На долю секунды Хамфри показалось, что Лукреция напряглась, но она шла вперёд, не сбиваясь с шага и даже не оглянувшись в сторону двоюродных братцев.
– Эй! – заревел Хамфри. – Деньги отдай!
Но тут все фотографы тоже начали что-то кричать, заглушая друг друга.
– ОТДАВАЙ ДЕНЬГИ! ТЫ НАШ ДОМ СОЖГЛА! – надрывался Хамфри, но за общим гамом его уже не было слышно.
Лукреция Каттэр прошла мимо не останавливаясь. Не подписала ни одного автографа, не дала ни одного интервью.
– Она нас не услышала, что ли? – расстроенно спросил Пикеринг. – Могла бы хоть воздушный поцелуйчик мне послать.
– Ладно, с меня хватит! – рявкнул Хамфри, поворачиваясь спиной к красной дорожке. – Надоело здесь топтаться! Пошли заберём наши денежки.
– А как? – захныкал Пикеринг, выбираясь из толпы зевак вслед за кузеном.
– Здесь же театр, – ответил Хамфри. – У него должен быть служебный вход.
Они заглянули за угол. У служебного входа выстроились охранники в чёрном. Какой-то служащий вошёл внутрь, толкая перед собой тележку с золотыми клетками. В них сидели разноцветные щебечущие птицы.
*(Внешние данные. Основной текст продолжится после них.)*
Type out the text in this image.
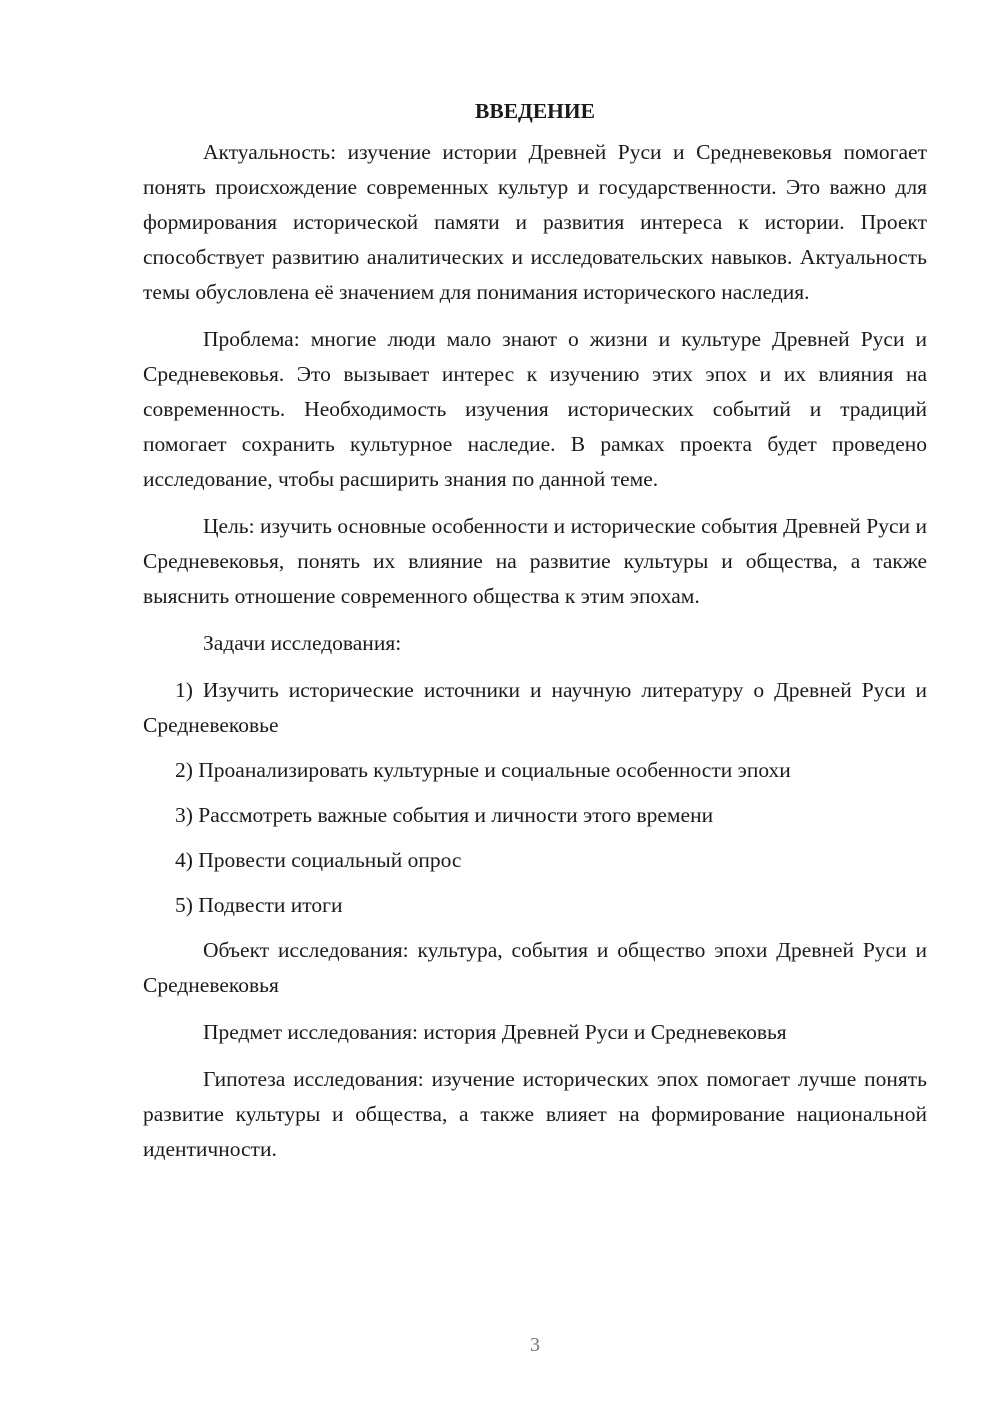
ВВЕДЕНИЕ

Актуальность: изучение истории Древней Руси и Средневековья помогает понять происхождение современных культур и государственности. Это важно для формирования исторической памяти и развития интереса к истории. Проект способствует развитию аналитических и исследовательских навыков. Актуальность темы обусловлена её значением для понимания исторического наследия.

Проблема: многие люди мало знают о жизни и культуре Древней Руси и Средневековья. Это вызывает интерес к изучению этих эпох и их влияния на современность. Необходимость изучения исторических событий и традиций помогает сохранить культурное наследие. В рамках проекта будет проведено исследование, чтобы расширить знания по данной теме.

Цель: изучить основные особенности и исторические события Древней Руси и Средневековья, понять их влияние на развитие культуры и общества, а также выяснить отношение современного общества к этим эпохам.

Задачи исследования:

1) Изучить исторические источники и научную литературу о Древней Руси и Средневековье

2) Проанализировать культурные и социальные особенности эпохи

3) Рассмотреть важные события и личности этого времени

4) Провести социальный опрос

5) Подвести итоги

Объект исследования: культура, события и общество эпохи Древней Руси и Средневековья

Предмет исследования: история Древней Руси и Средневековья

Гипотеза исследования: изучение исторических эпох помогает лучше понять развитие культуры и общества, а также влияет на формирование национальной идентичности.

3
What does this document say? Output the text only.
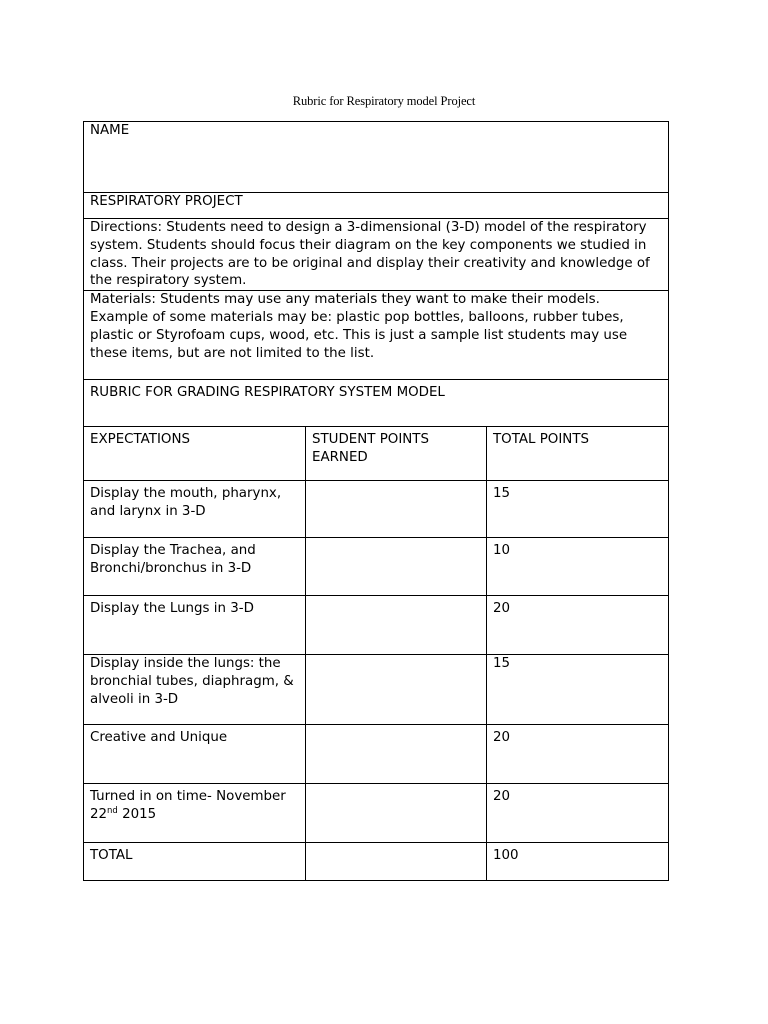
Rubric for Respiratory model Project
NAME		
RESPIRATORY PROJECT		
Directions: Students need to design a 3-dimensional (3-D) model of the respiratory system. Students should focus their diagram on the key components we studied in class. Their projects are to be original and display their creativity and knowledge of the respiratory system.		
Materials: Students may use any materials they want to make their models. Example of some materials may be: plastic pop bottles, balloons, rubber tubes, plastic or Styrofoam cups, wood, etc. This is just a sample list students may use these items, but are not limited to the list.		
RUBRIC FOR GRADING RESPIRATORY SYSTEM MODEL		
EXPECTATIONS	STUDENT POINTS EARNED	TOTAL POINTS
Display the mouth, pharynx, and larynx in 3-D		15
Display the Trachea, and Bronchi/bronchus in 3-D		10
Display the Lungs in 3-D		20
Display inside the lungs: the bronchial tubes, diaphragm, & alveoli in 3-D		15
Creative and Unique		20
Turned in on time- November 22nd 2015		20
TOTAL		100
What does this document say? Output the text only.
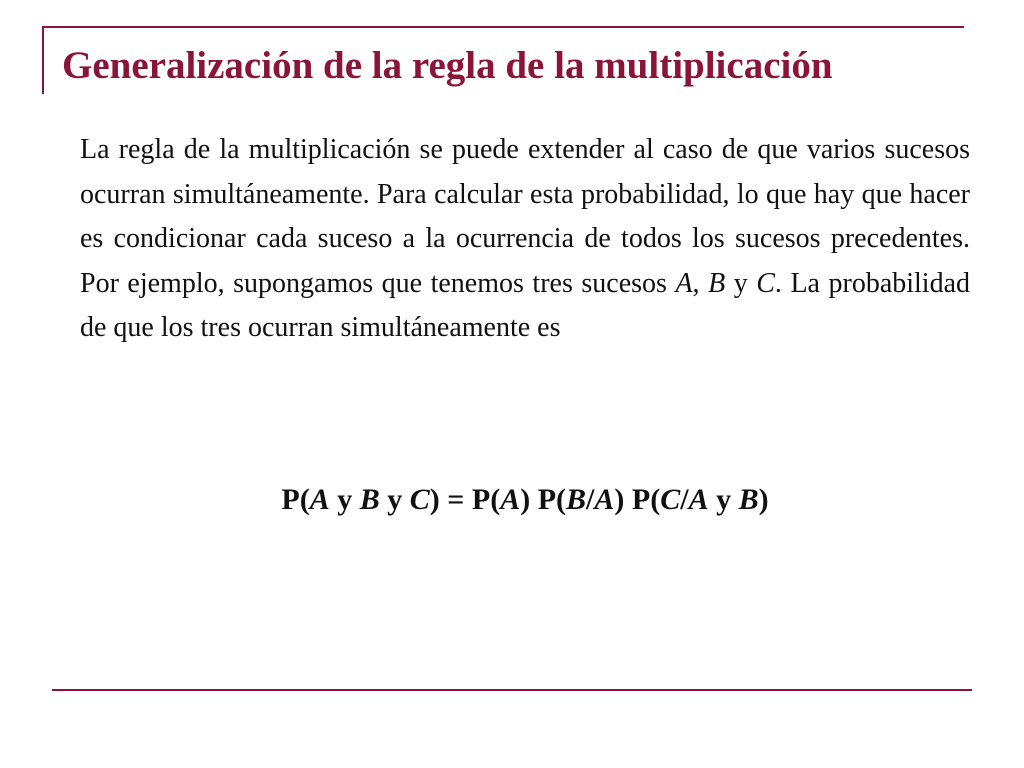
Generalización de la regla de la multiplicación

La regla de la multiplicación se puede extender al caso de que varios sucesos ocurran simultáneamente. Para calcular esta probabilidad, lo que hay que hacer es condicionar cada suceso a la ocurrencia de todos los sucesos precedentes. Por ejemplo, supongamos que tenemos tres sucesos A, B y C. La probabilidad de que los tres ocurran simultáneamente es

P(A y B y C) = P(A) P(B/A) P(C/A y B)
– Здесь нас не пустят, – сказал Пикеринг.
– Значит, найдём другой способ, – отрезал Хамфри, глядя вверх.
30За кулисами
Когда они с маман вошли в зрительный зал, у Новак дух захватило от восторга. Красный бархат, огромные хрустальные люстры и позолота. Девочка стояла в одном из самых знаменитых театров мира, и это словно придавало сил. Пора сыграть свою самую лучшую роль.
Новак зажалась и начала топтаться на месте:
– Мне надо в туалет…
Маман не обратила на её слова никакого внимания. Тогда Новак умоляюще посмотрела на Бартоломью Катла.
– Пожалуйста, мне очень нужно! – Она плаксиво сморщилась.
– Это, наверное, от волнения, – сказал папа Даркуса, обращаясь к маман. – Пусть сбегает поскорее, пока не началось.
– Смотри, чтобы к началу церемонии ты была на своём месте! Номинантки уже сидят в первом ряду, – сердито процедила маман и пошла вперёд – выслушивать захлёбывающуюся от благодарности Стеллу Мэннинг.
Новак, пригнув голову, побежала в фойе и принялась разыскивать, к кому бы обратиться за помощью.
– Простите, сэр…
Пожилой капельдинер ласково ей улыбнулся.
– Чем могу помочь, мисс Каттэр?
– Вы меня знаете? – Новак захлопала ресницами, изображая застенчивую радость.
– Вас все знают, маленькая мисс! Вы же одна из номинанток.
– Да, конечно! – Она сжала руки. – До сих пор не могу поверить! Сбылась моя мечта! Только я, понимаете… Вы не могли бы мне помочь?
– Постараюсь. – Он наклонился, чтобы быть с ней на одном уровне. – Что-нибудь принести? Например, мороженого?
– Нет, сэр. Дело в том, что я занимаюсь благотворительностью для фонда «Сиротки Лос-Анджелеса». Вы знаете, эти несчастные сиротки, они такие… Они никогда не ходят на церемонии вручения кинопремии и даже не могут посмотреть репортаж по телевидению. У них нет телевизора.
– Что ж, вы очень добры.
– Ну да, но я пообещала нескольким сироткам, которые самые-самые бедные, что они смогут посмотреть церемонию из-за кулис. Прекрасно понимаю, я не должна была, но они так обрадовались, когда я им рассказала, что меня номинировали… – Она закусила губы и уставилась в пол, а затем подняла на старого театрального служителя грустные-прегрустные глаза. – Ужасно, если я их подведу! Их и так все бросили, и мамы, и папы… Им даже шоколад редко когда удаётся поесть…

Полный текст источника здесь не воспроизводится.